Rouhani sat down with CBS News' Charlie Rose Wednesday and addressed the issue of resuming negotiations regarding Iran's nuclear program.

"What matters is that Iran must be able to assert its rights, its legal rights. I'm speaking of under international law and that the other countries must acknowledge Iran's rights under international law," Rouhani said.

Iran watchers say Rouhani may have limited time - possibly a year or less - to reach a settlement on the nuclear issue before Iran's Supreme Leader Ayatollah Ali Khamenei decides negotiations are fruitless.

In an apparent reference to resistance among hard-liners back home, Rouhani noted that "after 35 years of great tensions between Iran and the United States and a very number of issues that persist ... a meeting of the presidents for the first time will naturally come with complications of its own."

But he said Iran emerged hopeful from a lower-level meeting with the U.S. and its international partners aimed at restarting talks to settle their nuclear standoff.

"We hope that these talks will yield in a short period of time tangible results," Rouhani said.

The upbeat, if guarded, tone by both sides after Thursday's meeting of Iran, the five permanent members of the U.N. Security Council and Germany was seen as a significant step forward after months of stalled talks. It was capped by an unexpected one-on-one meeting between U.S. Secretary of State John Kerry and Iranian Foreign Minister Mohammad Javad Zarif, who shook hands and at one point sat side-by-side in the group talks.

In a "60 Minutes" interview, Kerry told "CBS Evening News" anchor Scott Pelley that the Iranians have to convince the United States they are not trying to build nuclear weapons - and he outlined concrete steps they could take.

"They could immediately open up the inspection of the Fordo facility -- a secret facility and underground in the mountains, fortified and unquestionably not something that a peaceful program (laugh) would be doing. They could immediately sign the protocols, the additional protocols of the international community regarding inspections.
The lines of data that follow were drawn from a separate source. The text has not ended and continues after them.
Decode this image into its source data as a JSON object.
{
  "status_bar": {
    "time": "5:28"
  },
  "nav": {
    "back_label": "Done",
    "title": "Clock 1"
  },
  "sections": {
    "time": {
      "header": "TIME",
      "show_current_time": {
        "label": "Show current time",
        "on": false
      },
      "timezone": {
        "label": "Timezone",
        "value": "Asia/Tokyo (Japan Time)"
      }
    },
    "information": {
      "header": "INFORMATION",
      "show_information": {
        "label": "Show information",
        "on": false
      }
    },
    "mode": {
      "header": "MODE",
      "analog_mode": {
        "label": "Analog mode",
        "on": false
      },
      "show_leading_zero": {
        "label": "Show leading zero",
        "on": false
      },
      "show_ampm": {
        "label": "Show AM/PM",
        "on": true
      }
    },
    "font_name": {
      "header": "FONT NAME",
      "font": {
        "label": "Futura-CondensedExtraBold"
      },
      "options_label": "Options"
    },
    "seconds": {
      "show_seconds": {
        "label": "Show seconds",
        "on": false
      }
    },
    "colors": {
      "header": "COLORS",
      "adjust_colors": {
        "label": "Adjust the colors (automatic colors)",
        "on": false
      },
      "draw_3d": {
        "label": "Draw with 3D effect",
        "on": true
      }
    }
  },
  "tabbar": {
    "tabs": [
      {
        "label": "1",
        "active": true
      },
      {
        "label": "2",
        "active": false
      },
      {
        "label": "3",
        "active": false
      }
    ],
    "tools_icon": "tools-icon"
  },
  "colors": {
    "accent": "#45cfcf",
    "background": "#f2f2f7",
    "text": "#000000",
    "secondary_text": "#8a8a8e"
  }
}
They could offer to cease voluntarily to take enrichment above a certain level, keep it at a very low level, because there's no need to have it at a higher level for a peaceful program," Kerry said.

In Vienna, meanwhile, Iranian and U.N. officials held a "constructive" meeting on resuming a probe of allegations that Tehran has worked on atomic arms, officials said Friday, in talks seen as a test of pledges by Rouhani to reduce nuclear tensions.
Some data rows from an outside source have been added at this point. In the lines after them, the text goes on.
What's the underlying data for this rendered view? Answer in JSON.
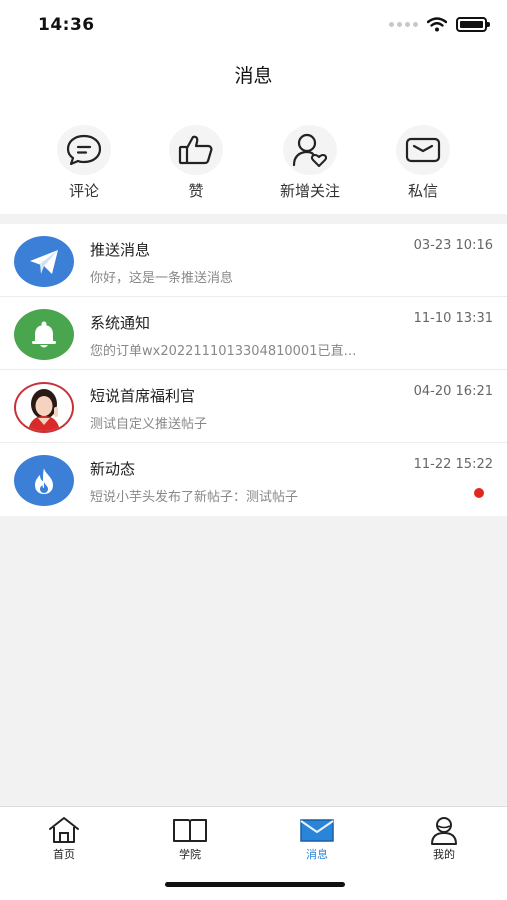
{
  "status_bar": {
    "time": "14:36"
  },
  "nav": {
    "title": "消息"
  },
  "quick_actions": [
    {
      "label": "评论",
      "icon": "comment-icon"
    },
    {
      "label": "赞",
      "icon": "thumbs-up-icon"
    },
    {
      "label": "新增关注",
      "icon": "new-follower-icon"
    },
    {
      "label": "私信",
      "icon": "envelope-icon"
    }
  ],
  "messages": [
    {
      "title": "推送消息",
      "time": "03-23 10:16",
      "preview": "你好，这是一条推送消息",
      "icon": "paper-plane-icon",
      "color": "#3b7fd6",
      "unread": false
    },
    {
      "title": "系统通知",
      "time": "11-10 13:31",
      "preview": "您的订单wx2022111013304810001已直…",
      "icon": "bell-icon",
      "color": "#4aa64e",
      "unread": false
    },
    {
      "title": "短说首席福利官",
      "time": "04-20 16:21",
      "preview": "测试自定义推送帖子",
      "icon": "user-photo-avatar",
      "color": "#c8313a",
      "unread": false
    },
    {
      "title": "新动态",
      "time": "11-22 15:22",
      "preview": "短说小芋头发布了新帖子：测试帖子",
      "icon": "flame-icon",
      "color": "#3b7fd6",
      "unread": true
    }
  ],
  "tab_bar": {
    "active": "消息",
    "tabs": [
      {
        "label": "首页",
        "icon": "home-icon"
      },
      {
        "label": "学院",
        "icon": "book-icon"
      },
      {
        "label": "消息",
        "icon": "envelope-icon"
      },
      {
        "label": "我的",
        "icon": "profile-icon"
      }
    ]
  },
  "colors": {
    "accent": "#2a84d8",
    "unread_dot": "#e0281e",
    "background": "#f2f2f2"
  }
}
The upbeat assessment and an agreement to meet again Oct. 28 was a departure from the deadlock left by previous meetings over nearly two years.
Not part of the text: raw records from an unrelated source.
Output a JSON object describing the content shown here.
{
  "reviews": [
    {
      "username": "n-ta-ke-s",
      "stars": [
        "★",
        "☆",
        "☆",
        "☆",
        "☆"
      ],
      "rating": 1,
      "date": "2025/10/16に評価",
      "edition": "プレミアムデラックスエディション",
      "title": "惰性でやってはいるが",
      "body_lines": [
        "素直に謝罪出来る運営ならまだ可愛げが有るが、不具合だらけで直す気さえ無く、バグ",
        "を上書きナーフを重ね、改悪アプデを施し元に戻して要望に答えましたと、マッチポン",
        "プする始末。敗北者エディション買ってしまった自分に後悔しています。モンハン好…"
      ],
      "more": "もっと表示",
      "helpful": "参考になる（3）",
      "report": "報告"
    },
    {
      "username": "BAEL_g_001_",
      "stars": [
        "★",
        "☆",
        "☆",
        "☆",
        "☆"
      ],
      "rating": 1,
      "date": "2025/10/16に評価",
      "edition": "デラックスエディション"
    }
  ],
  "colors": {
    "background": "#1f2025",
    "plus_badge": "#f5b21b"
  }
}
At issue are suspicions outlined in reports from the U.N.'s International Atomic Energy Agency that Iran worked secretly on trying to develop nuclear weapons - something Tehran denies. As part of its probe, the agency is trying to gain access to a sector at Parchin, a sprawling military establishment southeast of Tehran.

Iran says it isn't interested in atomic arms, but the agency suspects the site may have been used to test conventional explosive triggers meant to set off a nuclear blast.

At the United Nations, Kerry said Thursday that he was struck by the "very different tone" from Iran. But along with his European colleagues, he stressed that a single meeting was not enough to assuage international concerns that Iran is seeking to develop nuclear weapons under cover of a civilian atomic energy program.

"Needless to say, one meeting and a change in tone, that was welcome, does not answer those questions," Kerry told reporters. "All of us were pleased that the foreign minister came today and that he did put some possibilities on the table."

Rouhani has come across as a more moderate face of the hard-line clerical regime in Tehran and his pronouncements at the U.N. have raised guarded hopes that progress might be possible. But they have also served as a reminder that the path to that progress will not be quick or easy.

He has steadfastly maintained that any nuclear agreement must recognize Iran's right under international treaties to continue enriching uranium.